Picture 5 is what I'm assuming was the sun porch where my grandmother and her sisters slept.  The "boys" slept upstairs in their loft.  I'm not a great photog-gal, so sue me.


So, NaNo is humming along, sort of.  NaNo hums along but I'm not humming with it.  At this point, I've written two possible beginnings, the end of the story, and part of the middle, but Augustus still won't die and I'm getting a bit peeved.  Still, I take Terri's advice and just sit down and write. 

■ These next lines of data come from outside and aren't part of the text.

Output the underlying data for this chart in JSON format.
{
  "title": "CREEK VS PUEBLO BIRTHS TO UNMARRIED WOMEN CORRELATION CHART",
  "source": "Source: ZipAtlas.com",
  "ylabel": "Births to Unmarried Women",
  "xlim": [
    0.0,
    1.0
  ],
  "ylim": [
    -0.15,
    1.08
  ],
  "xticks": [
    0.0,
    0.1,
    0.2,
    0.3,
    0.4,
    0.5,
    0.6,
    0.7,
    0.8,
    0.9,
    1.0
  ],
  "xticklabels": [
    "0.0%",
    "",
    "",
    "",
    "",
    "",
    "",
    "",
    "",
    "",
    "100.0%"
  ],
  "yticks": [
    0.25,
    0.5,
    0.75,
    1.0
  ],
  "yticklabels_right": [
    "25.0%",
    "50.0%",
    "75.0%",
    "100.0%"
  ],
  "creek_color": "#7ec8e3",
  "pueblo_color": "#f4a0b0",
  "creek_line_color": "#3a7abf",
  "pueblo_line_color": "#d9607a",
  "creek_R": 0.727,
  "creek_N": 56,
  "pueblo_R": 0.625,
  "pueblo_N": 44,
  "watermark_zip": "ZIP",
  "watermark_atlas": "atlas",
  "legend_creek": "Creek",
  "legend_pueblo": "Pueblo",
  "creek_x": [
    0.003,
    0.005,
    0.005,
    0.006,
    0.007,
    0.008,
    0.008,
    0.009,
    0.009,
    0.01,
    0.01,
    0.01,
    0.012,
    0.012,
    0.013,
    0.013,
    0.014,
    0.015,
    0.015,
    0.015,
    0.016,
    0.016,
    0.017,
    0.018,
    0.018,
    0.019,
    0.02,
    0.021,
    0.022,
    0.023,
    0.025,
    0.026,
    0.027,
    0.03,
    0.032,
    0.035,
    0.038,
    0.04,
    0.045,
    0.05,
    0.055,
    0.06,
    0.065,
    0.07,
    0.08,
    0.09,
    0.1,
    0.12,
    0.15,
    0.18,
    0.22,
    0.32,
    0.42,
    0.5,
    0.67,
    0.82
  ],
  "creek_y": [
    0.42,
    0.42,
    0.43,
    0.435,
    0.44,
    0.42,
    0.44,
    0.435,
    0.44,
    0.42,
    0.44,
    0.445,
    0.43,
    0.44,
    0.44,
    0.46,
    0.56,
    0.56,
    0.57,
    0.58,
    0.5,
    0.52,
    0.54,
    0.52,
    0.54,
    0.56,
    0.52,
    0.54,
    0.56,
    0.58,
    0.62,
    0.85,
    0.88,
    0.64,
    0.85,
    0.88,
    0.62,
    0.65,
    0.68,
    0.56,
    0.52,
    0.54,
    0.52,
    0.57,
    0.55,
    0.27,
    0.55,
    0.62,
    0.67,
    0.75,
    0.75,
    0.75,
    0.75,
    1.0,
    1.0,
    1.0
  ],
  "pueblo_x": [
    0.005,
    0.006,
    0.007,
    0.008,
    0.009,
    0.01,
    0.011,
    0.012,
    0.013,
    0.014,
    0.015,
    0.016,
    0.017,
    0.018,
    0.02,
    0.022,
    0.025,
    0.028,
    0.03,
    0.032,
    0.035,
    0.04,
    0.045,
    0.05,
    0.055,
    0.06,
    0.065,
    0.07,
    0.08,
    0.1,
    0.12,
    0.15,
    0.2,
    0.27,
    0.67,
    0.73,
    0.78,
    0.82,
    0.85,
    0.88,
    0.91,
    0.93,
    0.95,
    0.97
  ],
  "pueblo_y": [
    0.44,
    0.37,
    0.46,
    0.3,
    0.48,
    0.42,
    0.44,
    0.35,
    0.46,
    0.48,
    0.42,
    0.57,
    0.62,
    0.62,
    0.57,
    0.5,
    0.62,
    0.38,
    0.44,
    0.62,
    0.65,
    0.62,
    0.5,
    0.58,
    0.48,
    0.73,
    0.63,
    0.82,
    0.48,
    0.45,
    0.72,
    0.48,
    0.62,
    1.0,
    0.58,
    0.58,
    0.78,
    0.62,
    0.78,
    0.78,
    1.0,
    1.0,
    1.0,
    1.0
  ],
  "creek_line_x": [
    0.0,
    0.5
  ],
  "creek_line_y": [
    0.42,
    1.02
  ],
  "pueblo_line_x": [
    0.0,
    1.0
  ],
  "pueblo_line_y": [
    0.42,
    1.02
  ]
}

Sarah has been really chugging along on it.  Yesterday was our half day off and we made cinnamon rolls and talked about all sorts of sciency and philosophical topics such as how yeast works and how cooking is an art but baking is a science, unless you're terribly proficient at which point it can become an art.  Yeah.  Anyway, while we were waiting for the dough to rise (twice), she was downstairs pounding away at her story.  When she had free time, she was pounding away at her story.  I'm going to have to work hard to keep up with her.  That and stop doing genealogy searches on Ancestry.com, although I am finding out lots of cool stuff and have even met a woman in Sweden who is sort of a distant cousin.  She's given me scads of information, which is too too cool.  Still, I need to focus on NaNo right now.  That's a good thing, right?  Life is either full or empty, there seems to be no in-between.

2 comments:

msta62 said...

Hello from the "Swedish woman"! I am having a great time reading my newly found "cousin's" blog!
It started to snow here yesterday -chaos - haven't put the snow tires on yet!
Have a great wednesday!

Leigh said...

That ancestry.com research is a major devotion of time. Every now and then I get sucked into ancestry research and while it's a lot of fun, my family goes without meals and clean clothes while I'm absorbed in research.